Singapore’s next bond default looms in Pacific Andes tussle

Singapore’s bond market may see its second default in as many months after creditors said Pacific Andes Resources Development Ltd. hasn’t honored some obligations on S$200 million ($139 million) of notes.

The Hong Kong-based firm said it received a letter from bond trustee HSBC Holdings Plc. alleging breaches on the 2017 securities in a Singapore exchange filing on January 10. Investors can request full immediate repayment if the company’s shares are suspended, according to the bond’s terms. Pacific Andes has halted trading in Singapore since November 25.

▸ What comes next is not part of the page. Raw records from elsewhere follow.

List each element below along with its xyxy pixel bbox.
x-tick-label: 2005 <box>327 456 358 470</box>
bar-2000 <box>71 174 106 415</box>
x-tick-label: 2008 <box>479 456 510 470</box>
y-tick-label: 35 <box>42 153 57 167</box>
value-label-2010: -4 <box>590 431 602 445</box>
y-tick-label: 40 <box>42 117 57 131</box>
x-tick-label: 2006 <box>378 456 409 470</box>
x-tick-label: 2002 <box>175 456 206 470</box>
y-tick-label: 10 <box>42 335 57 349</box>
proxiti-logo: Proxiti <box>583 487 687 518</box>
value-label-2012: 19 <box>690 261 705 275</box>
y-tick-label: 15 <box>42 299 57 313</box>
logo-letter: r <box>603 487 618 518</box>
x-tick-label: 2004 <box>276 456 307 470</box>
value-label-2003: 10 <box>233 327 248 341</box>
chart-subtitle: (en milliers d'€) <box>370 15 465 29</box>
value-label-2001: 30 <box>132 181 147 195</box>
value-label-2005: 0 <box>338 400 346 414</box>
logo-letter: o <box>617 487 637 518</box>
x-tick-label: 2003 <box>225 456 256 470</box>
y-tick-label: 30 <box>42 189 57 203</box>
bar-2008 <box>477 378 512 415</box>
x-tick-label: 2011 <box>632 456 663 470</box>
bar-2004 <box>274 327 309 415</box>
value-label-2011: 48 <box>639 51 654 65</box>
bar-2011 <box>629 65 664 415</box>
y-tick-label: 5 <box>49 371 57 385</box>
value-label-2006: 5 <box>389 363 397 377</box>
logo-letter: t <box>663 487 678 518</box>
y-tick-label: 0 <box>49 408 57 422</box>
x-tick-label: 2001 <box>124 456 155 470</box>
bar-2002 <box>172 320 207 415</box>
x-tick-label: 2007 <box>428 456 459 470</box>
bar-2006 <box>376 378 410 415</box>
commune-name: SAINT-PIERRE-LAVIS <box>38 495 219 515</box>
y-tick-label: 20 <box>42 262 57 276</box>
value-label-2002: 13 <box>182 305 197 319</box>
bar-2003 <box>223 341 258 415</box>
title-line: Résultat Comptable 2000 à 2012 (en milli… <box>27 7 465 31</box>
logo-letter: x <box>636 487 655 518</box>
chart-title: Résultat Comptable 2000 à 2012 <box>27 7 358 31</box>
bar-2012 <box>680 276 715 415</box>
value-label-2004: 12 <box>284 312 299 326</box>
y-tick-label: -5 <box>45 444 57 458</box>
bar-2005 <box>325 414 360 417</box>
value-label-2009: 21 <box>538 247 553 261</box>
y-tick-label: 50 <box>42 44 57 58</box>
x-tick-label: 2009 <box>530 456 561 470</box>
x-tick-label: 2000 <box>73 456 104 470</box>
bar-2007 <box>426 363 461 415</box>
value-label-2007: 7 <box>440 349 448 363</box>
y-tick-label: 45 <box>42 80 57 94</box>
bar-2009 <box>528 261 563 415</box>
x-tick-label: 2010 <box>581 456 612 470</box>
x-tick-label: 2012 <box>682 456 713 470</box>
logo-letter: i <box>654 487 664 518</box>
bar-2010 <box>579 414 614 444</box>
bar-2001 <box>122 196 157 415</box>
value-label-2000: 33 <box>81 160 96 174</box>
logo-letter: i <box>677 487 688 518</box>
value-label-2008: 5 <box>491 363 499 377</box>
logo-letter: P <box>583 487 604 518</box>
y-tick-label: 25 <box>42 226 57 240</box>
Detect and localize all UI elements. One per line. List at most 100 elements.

The HSBC letter adds a new twist to skirmishes at the troubled fishery group amid court battles and regulatory probes in Singapore and Hong Kong into its business transactions. Last November Singapore’s bond market had its first default since 2009, when Indonesian phone retailer PT Trikomsel Oke missed coupon payments on its debt.

“This situation is opening a can of worms in Singapore,” said Raymond Chia, head of credit research for Asia ex-Japan in Singapore at Schroder Investment Management. “Very few local corporate bonds are rated, and a number of issuers have weak credit profiles or challenging business dynamics, and that’s starting to show.”

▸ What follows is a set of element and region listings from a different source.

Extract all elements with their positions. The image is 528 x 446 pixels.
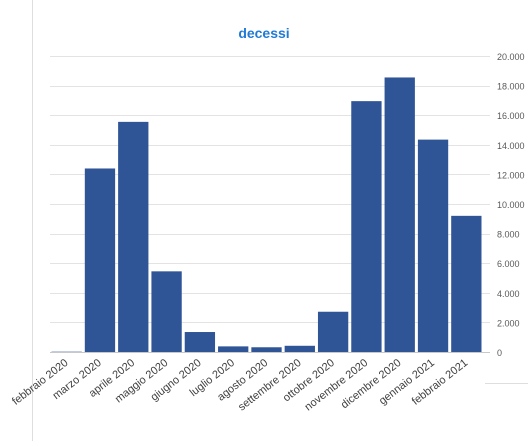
- y-tick-label: 20.000: [497, 52, 525, 62]
- chart-title: decessi: [238, 25, 289, 41]
- bar: [451, 216, 481, 352]
- bar: [351, 101, 381, 352]
- bar: [251, 347, 281, 352]
- bar: [151, 271, 181, 352]
- y-tick-label: 14.000: [497, 141, 525, 151]
- y-tick-label: 4.000: [497, 289, 520, 299]
- bar: [285, 346, 315, 352]
- bar: [318, 312, 348, 352]
- bar: [418, 140, 448, 352]
- y-tick-label: 16.000: [497, 111, 525, 121]
- y-tick-label: 2.000: [497, 318, 520, 328]
- y-tick-label: 10.000: [497, 200, 525, 210]
- y-tick-label: 18.000: [497, 82, 525, 92]
- bar: [385, 77, 415, 352]
- bar: [85, 168, 115, 352]
- bar: [118, 122, 148, 352]
- y-tick-label: 8.000: [497, 230, 520, 240]
- bar: [185, 332, 215, 352]
- bar: [218, 346, 248, 352]
- y-tick-label: 0: [497, 348, 502, 358]
- y-tick-label: 6.000: [497, 259, 520, 269]
- y-tick-label: 12.000: [497, 170, 525, 180]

Singapore investors have turned to high yielding bonds in the past seven years after interest rates hit a record low in the aftermath of the global financial crisis. The number of notes with coupons of more than 6 percent, a level associated with speculative grade in the local market, jumped from one in 2010 to 24 in 2014, before falling to 13 last year.

Notes issued by Pacific Andes and its unit China Fishery Group Ltd. are mired in distressed levels. The 8.5 percent bonds due July 2017 were last quoted at 20.5 cents on the dollar on January 11, according to prices compiled by Bloomberg.

The securities fell 34 cents last December, capping a 73-cent plunge for the year.

Hong Kong-listed Pacific Andes International Holdings Ltd. owns about 66 percent of Pacific Andes Resources Development, which, in turn, controls 69.7 percent of China Fishery Group, according to company filings.

Both China Fishery and Pacific Andes have to make semi-annual coupon payments on January 30.

The Pacific Andes group is seeking to sell its Peru business while it fights some creditors to dismiss winding-up petitions and provisional liquidators in Hong Kong and Cayman Islands.

Geoffrey Walsh, a Hong Kong-based spokesman for Pacific Andes, declined to comment on the HSBC notice. The company is seeking legal advice on the matter and is “in an active dialogue with a substantial holder of the bonds with a view to establishing a transparent process for discussions” with other debt holders, it said in the filing.

“There hadn’t been a default in the Singapore dollar market in so many years that investors weren’t vigilant enough and a certain complacency had set in,” said Todd Schubert, the head of fixed-income research at Bank of Singapore, Oversea-Chinese Banking Corp.’s private banking unit. “Over the years, as the number of outside, nongovernment-related issuers increased, so did the potential for a default.”